Tansel gıda stoğumuzu yenilemişti. Yeni kıyafetler, kitaplar almıştı. Ayrıca daha rahat kitap okumam için bir kaç tane fener almıştı. Bu konuda daha önce kalbimi kırdığı için yapmış olabilirdi. Onun çantasında görmüştüm ve onunla daha kolay okuduğum için onu kullanmıştım. Ateşin aydınlığında okumak her zaman kolay olmuyordu. Özellikle geceleri ateşi mümkün oldukça küçük tutuyorduk. Fenerin pili bittiğinde Tansel sinirlenmişti. Önce bana bağırdı. Çekip gitti ama sonra geldiğinde durumu fazla büyüttüğünü söyledi. O an boynuna sarılıp onu öpmek istemiştim ama hala bana bir şey söylemiş değildi. Derin ne demişti o da sana hisleri olduğunu söylemeden öpmemeliydim ama öpmek istiyordum. Halid ve diğerleri de bana çok bağırırdı ama sonra böyle üzülmüyorlardı. Tansel başkaydı. Çok başkaydı.
Şimdi bana bir sürü fener alıp gelmişti. Ondan bana kitap okumasını istedim. Bana genelde çocuk kitapları alıyordu. Çocuk muydum? Bilmiyordum. Bildiklerimden fazlasını bilen çocuklar vardı dışarıda. Küçük Prens kitabını açtı. Rastgele bir sayfaydı açtığı. Ona kitap okutmayı bu yüzden seviyordum. İçinden bir parça seçip okuyordu. Sonra bunun üzerine konuşuyorduk..
”Peki, insanlar nerde?” dedi küçük prens. ” İnsan kendisini çölde çok yalnız hissediyor.’’ ‘’İnsanların içinde de öyle hissedersin’’ dedi yılan. ”Arada pek fark yoktur. '
Okuduğu kısım ilgimi çekmişti. Bende kendimi yalnız hissediyordum. Bu Tansel' in bile alamadığı bir yalnızlıktı.
' Öyle mi gerçekten? Yani insanlarda onlarda birbirinin yanında kendini yalnız hissediyor mu?'
' Öyle olmalı. Yoksa insanlar gerçek aşk , ruh eşi arayışı içinde olmazdı. '
' Peki sen yalnız hissediyor musun?'
Bir süre durup düşündü.
' Hissetmiyorum. ' dedi.
' Senin için sevindim. ' dedim gülümseyerek ama gülümsediğimi görmedi. Gözleri çok uzaklara dalmıştı.
' Ben yalnız değilim çünkü Karan, Cemil, Doğa ve Suat var. '
' Derin' de var. ' dedim. Derin' de onu seviyordu. Abisi gibi seviyordu. Bana öyle demişti yani. Abim canımı yakınca diğerlerinden daha farklı oluyor demişti.

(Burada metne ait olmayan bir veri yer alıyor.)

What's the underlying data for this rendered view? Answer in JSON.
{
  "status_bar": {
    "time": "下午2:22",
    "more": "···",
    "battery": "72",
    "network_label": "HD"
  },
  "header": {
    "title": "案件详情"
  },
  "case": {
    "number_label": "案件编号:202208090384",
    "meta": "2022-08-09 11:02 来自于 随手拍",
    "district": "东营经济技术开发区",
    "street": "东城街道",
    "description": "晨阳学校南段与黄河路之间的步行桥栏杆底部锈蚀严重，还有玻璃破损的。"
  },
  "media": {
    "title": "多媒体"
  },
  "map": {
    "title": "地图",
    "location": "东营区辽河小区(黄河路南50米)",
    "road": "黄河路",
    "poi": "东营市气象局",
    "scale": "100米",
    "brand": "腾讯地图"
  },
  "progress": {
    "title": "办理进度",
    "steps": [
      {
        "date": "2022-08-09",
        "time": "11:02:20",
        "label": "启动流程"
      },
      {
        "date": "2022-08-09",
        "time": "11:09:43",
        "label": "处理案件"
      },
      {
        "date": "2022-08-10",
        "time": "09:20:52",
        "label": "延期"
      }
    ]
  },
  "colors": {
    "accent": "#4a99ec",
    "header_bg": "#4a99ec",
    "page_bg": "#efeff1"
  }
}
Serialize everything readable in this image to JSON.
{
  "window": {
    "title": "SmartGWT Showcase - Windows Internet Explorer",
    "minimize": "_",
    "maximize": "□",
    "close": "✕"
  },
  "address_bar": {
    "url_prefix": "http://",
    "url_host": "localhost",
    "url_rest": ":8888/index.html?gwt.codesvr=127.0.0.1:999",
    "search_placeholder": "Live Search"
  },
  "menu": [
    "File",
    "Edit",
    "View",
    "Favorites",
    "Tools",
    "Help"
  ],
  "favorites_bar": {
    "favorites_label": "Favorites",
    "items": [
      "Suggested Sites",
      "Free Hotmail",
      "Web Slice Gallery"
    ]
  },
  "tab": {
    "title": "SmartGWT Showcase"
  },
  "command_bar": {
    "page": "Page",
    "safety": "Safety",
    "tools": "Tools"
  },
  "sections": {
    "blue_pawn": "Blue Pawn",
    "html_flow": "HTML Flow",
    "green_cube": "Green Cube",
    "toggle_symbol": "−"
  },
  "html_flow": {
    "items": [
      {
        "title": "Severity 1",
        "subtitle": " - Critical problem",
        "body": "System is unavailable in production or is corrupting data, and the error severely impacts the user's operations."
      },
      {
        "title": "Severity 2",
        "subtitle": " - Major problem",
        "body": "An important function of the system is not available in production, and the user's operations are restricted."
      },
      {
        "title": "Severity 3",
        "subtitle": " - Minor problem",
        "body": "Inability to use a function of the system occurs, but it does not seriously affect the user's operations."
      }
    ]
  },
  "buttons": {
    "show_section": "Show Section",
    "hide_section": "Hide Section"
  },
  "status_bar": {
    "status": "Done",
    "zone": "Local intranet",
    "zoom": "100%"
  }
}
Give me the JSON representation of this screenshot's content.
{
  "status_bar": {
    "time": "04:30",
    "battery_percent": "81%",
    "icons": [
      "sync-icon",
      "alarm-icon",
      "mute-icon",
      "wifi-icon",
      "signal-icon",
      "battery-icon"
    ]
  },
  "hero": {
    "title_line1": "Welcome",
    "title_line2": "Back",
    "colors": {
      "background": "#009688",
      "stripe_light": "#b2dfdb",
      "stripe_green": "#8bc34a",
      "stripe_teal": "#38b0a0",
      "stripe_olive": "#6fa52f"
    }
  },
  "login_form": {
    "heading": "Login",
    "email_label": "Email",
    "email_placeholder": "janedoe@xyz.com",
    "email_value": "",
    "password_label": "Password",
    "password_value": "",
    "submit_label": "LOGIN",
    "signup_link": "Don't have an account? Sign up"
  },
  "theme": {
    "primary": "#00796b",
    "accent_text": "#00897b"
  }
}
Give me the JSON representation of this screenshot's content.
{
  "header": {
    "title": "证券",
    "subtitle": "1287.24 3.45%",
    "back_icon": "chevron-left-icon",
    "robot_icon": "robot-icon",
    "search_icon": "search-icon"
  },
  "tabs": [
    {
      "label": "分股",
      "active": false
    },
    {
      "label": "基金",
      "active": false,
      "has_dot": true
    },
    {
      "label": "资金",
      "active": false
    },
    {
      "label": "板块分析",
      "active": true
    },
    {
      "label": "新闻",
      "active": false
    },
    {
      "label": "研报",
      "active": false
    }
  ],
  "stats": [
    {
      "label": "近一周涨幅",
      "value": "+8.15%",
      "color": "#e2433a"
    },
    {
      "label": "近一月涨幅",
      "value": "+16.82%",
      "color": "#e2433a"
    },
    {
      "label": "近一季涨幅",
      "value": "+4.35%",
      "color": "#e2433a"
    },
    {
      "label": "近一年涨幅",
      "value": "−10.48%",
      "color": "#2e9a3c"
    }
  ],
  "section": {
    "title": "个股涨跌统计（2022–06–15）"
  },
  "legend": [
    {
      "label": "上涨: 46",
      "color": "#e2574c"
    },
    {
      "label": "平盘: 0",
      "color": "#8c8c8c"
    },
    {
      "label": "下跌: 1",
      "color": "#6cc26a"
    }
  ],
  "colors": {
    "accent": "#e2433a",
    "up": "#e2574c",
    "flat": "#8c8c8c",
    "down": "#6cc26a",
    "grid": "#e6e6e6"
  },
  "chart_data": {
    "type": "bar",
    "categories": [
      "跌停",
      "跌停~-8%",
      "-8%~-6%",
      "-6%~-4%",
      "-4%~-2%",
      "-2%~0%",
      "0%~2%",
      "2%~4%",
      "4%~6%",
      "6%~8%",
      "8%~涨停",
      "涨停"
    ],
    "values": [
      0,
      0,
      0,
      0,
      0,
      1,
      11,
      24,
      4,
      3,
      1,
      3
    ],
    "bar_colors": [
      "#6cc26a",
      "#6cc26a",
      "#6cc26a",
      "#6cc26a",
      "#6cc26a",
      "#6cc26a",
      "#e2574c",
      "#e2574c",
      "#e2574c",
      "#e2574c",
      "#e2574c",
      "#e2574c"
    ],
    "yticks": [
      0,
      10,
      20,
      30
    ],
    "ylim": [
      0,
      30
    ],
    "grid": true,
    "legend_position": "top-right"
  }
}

' Derin' i saymadım çünkü diğerleriyle farklı bir hikayemiz var. '
' Nasıl bir hikaye. '
' Ben 13 yaşındaydım. Karan 12. Suat ve Cemil de 12 sanırım. Doğa da 7 yaşındaydı. Biz aynı yuvada büyüyorduk. Bir de Şahin vardı ama onunla pek aramız iyi değildi çocukken. Sonra da aramızdan erken ayrıldı zaten. '
' Yuva ne?'
' Annesi babası olmayan ya da ailesinin bakma gücü olmayan çocukların toplandığı yerler. Bazılarının aileleri gelir görürdü ama bizim gelenimiz olmazdı. Sonra bir gün bir adam geldi. Bizi aldı ve ajan olmamız için eğitmeye başladı. Yıllarca yer altında denebilecek bir yerde son derece gizli bir şekilde eğitim aldık. Doğuştan ajan adı verilen bir projeye dahil edilmiş çocuklarız biz. '
' Nasıl yani yerin altında mı yaşadınız?'
' Tam olarak öyle değil. En azından başlarda değildi. Sonra gerçekten yer altına yapılmış bir binaya götürüldük. Hayata dair her şeyi ekranlardan öğreniyorduk. Bizim gibi getirilmiş bazı çocuklar vardı. Çoğu bu eğitime dayanamadı ve öldüler. Çok ağır bir eğitimdi. '
' Ama bu berbat bir şey. Sen nasıl dayandın? '
' Biz birbirimizi koruduk. El ele vererek sağlam çıkmayı başardık. Birbirimiz için kendi canımızı tehlikeye atmaktan çekinmedik. Sonunda ülkenin en kusursuz ajanları olarak bilinen kartal timi kurulmuş oldu işte. Biz aynı acıları yaşadık. Aynı hayatı. Aynı kaderi paylaştık. Sanırım bu yüzden ben yalnız hissetmiyorum kendimi. Benim acıyı paylaştığım kardeşlerim var. Bu kan bağından çok daha değerli. '
' İyi bir şey mi kötü bir şey mi anlamadım. '
' Hayat gibi bir şey. Ne iyi ne kötü. Yaşarken kötüydü sonuçları iyi oldu. Bazen hayatta bazı şeyleri yaşarken mutlu olursun sonu acı olur. Baştan sona mutlu olmak mümkün değildir hayatta. '
Onu cümlelerinden değil ama içimde bir yerden anlıyordum. Dizinden kalktım. Boynuna sarıldım. Yanağına bir öpücük kondurdum.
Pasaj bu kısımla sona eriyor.